Transparência dos governos, acesso à informação e participação formam o tripé que sustenta o conceito de governo aberto ou OGP (do inglês, Open Government Partnership). A iniciativa para que os países adotem esse tipo de medida congrega 64 governos, entre eles o do Brasil. A OGP é um organismo multilateral e independente, que faz com que os governantes aceitem um acordo para cumprir tarefas relacionadas à transparência da administração pública. Os países assinam um tratado bianual chamado plano de ação e, a partir daí, se comprometem a adotar medidas como abertura dos orçamentos e discussão sobre prioridade nos investimentos. Dois anos depois, o plano passa por uma relatoria. O Brasil faz parte da OGP desde 2008 e passa, atualmente, pela fase de avaliação do segundo plano de ação, que será feita por Fabro Steibel, membro do Instituto de Tecnologia e Sociedade do Rio (ITS). Ele vai analisar quais pontos do documento foram cumpridos pelas instituições determinadas no último plano de ação. Steibel conversou com a Gazeta do Povo sobre o conceito de governo aberto. Veja alguns trechos da conversa:
Como podemos explicar o conceito de governo aberto?

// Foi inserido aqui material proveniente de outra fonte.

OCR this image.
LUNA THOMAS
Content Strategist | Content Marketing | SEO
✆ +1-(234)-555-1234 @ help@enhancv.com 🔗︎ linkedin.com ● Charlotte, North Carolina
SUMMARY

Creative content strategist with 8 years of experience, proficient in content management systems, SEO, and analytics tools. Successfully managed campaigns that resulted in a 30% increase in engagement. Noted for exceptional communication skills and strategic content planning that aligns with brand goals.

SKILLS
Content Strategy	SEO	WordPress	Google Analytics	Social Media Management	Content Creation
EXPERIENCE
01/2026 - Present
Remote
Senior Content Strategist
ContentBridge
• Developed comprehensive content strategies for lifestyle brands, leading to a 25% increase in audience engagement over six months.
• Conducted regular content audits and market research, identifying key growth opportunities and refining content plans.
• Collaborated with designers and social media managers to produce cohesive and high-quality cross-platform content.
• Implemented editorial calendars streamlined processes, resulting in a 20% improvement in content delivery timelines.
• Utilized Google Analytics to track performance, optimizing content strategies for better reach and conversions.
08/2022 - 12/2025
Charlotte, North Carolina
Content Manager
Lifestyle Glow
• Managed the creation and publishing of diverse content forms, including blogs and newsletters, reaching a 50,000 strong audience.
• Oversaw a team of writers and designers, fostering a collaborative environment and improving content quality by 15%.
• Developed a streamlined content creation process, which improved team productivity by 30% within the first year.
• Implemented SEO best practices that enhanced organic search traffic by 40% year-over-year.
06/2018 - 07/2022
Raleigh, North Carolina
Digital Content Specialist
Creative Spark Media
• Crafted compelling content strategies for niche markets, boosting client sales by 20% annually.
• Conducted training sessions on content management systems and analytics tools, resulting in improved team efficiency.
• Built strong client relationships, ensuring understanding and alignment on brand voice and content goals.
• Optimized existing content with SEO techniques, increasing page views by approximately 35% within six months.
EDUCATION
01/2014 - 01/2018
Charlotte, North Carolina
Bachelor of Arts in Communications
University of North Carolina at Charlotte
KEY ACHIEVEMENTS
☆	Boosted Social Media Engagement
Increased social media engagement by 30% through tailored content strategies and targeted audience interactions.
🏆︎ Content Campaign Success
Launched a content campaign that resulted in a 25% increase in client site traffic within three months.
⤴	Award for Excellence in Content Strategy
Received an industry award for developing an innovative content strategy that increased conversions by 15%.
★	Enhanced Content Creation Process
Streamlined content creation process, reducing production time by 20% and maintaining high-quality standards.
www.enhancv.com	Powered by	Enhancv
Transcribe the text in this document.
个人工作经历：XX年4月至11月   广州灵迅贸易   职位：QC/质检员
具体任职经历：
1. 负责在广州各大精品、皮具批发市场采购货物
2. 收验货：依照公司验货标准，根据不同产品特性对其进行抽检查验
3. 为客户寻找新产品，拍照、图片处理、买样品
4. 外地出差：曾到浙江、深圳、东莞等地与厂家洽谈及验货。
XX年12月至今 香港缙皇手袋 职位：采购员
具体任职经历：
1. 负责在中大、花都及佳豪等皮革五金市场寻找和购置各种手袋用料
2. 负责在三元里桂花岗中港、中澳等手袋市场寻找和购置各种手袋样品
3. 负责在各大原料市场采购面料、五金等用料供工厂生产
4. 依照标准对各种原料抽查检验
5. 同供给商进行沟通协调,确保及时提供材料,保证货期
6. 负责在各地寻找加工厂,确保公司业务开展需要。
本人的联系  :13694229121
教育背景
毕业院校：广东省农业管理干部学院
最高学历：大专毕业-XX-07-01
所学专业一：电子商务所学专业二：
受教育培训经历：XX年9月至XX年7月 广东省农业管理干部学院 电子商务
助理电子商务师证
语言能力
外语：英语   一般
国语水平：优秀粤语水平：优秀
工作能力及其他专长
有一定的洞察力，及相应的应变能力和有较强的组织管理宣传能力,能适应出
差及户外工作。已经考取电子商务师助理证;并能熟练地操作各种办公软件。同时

O governo aberto prioriza quatro valores. O primeiro é a transparência: os dados têm que estar à disposição do cidadão. Depois, a participação: tem de haver mecanismos de participação. Temos também o accountability, que é um conceito relacionado à responsabilização dos agentes públicos com relação aos gastos ou ferramentas para que o cidadão saiba como o dinheiro público foi gasto. O quarto valor do governo aberto envolve tecnologia, porque é possível usar a tecnologia para criar ferramentas para que os três valores anteriores sejam cumpridos. Esses quatro pilares estão integrados. No Brasil, quem centraliza as ações é a CGU [Controladoria-Geral da União]. O último plano bianual do país tinha 54 pontos, que envolvia diversos ministérios.
Governo eletrônico e governo aberto são semelhantes?
São duas coisas diferentes. Governo eletrônico significa que uma parte da administração está on-line. Mas não significa necessariamente participação. O governo aberto inclui a abertura do governo para o cidadão, com foco em tecnologias que possam intensificar essa relação.
Que tipo de meta é incluída nestes relatórios de cada país?
O importante a entender é que a OGP não é um ranking. Nunca saberemos qual é mais aberto que outro. A unidade de análise é o comprometimento, que quem faz é cada país, de acordo com a sua realidade. Nós auditamos a meta de acordo com o que se comprometem. A OGP exige que o comprometimento seja ousado. Aquelas experiências que dão certo são compartilhadas com os outros integrantes, que podem passar a adotá-la. Dos 64 países que integram o grupo, alguns deles têm sérios problemas de corrupção, falta de transparência. Por isso a OGP é muito importante. Países como a Indonésia, Republicana Dominicana, Trinidad e Tobago, Ucrânia, por exemplo, não divulgavam os gastos do governo e passaram a fazer isso com a OGP. Nós conseguimos monitorar o comprometimento dos países. Uma coisa importante é que, no final da auditoria do relator independente, são definidas algumas áreas e metas que o país tem a obrigação de responder. Por exemplo: se na relatoria do plano de ação brasileiro for identificado que existe pouca transparência naquilo que é relacionado à Copa, o país tem de dar um parecer sobre aquilo. O relatório da OGP tem um potencial extremamente transformador.
Mas essa iniciativa exige a participação do cidadão?
Temos dois grandes clientes: os governos e a sociedade civil organizada, que em cada país é consultada. O relator averigua se o comprometimento foi entregue parcialmente ou totalmente. Depois, conversa com a sociedade civil organizada relacionada às áreas trabalhadas nas metas, para ver qual foi a visão dela. Vamos supor que Brasil se comprometeu a fazer orçamento participativo da Copa. Fez site, ofereceu ferramentas para a participação. Depois de passar pela auditoria, a OGP vai falar com a sociedade civil para saber se foi um sucesso ou não. A tarefa do relator não é nem pesar, nem só celebrar, mas ajudar a compor um quadro real para saber se o país está dentro do que consideramos como governo aberto. O desafio é desenvolver expertise, tecnologia, para que as pessoas possam ajudar a criar soluções possíveis, porque estou convencido de que as pessoas querem participar da política. Mas ninguém sabe como abrir um governo, é um princípio experimental que quebra a lógica anterior. 99% do que os governos fazem não tem participação. Então, qualquer medida que faça isso é uma solução positiva.
Há bons exemplos de iniciativas de governo aberto?
O Brasil é um dos países mais adiantados nesse sentido. O Portal de Transparência que o Brasil inaugurou em 2004 é um exemplo, bem como o aplicativo Colabore em Curitiba; o Gabinete Digital, do Rio Grande do Sul; a Assembleia Legislativa de Minas Gerais e a própria consulta pública sobre o Marco Civil da Internet. Os resultados das iniciativas de governo aberto são vistos a longo prazo, pois há uma curva de aprendizado no ser cumprida. Mas os governos estão dispostos a aprender. E uma vez que o governo se abre, é difícil que volte a fechar.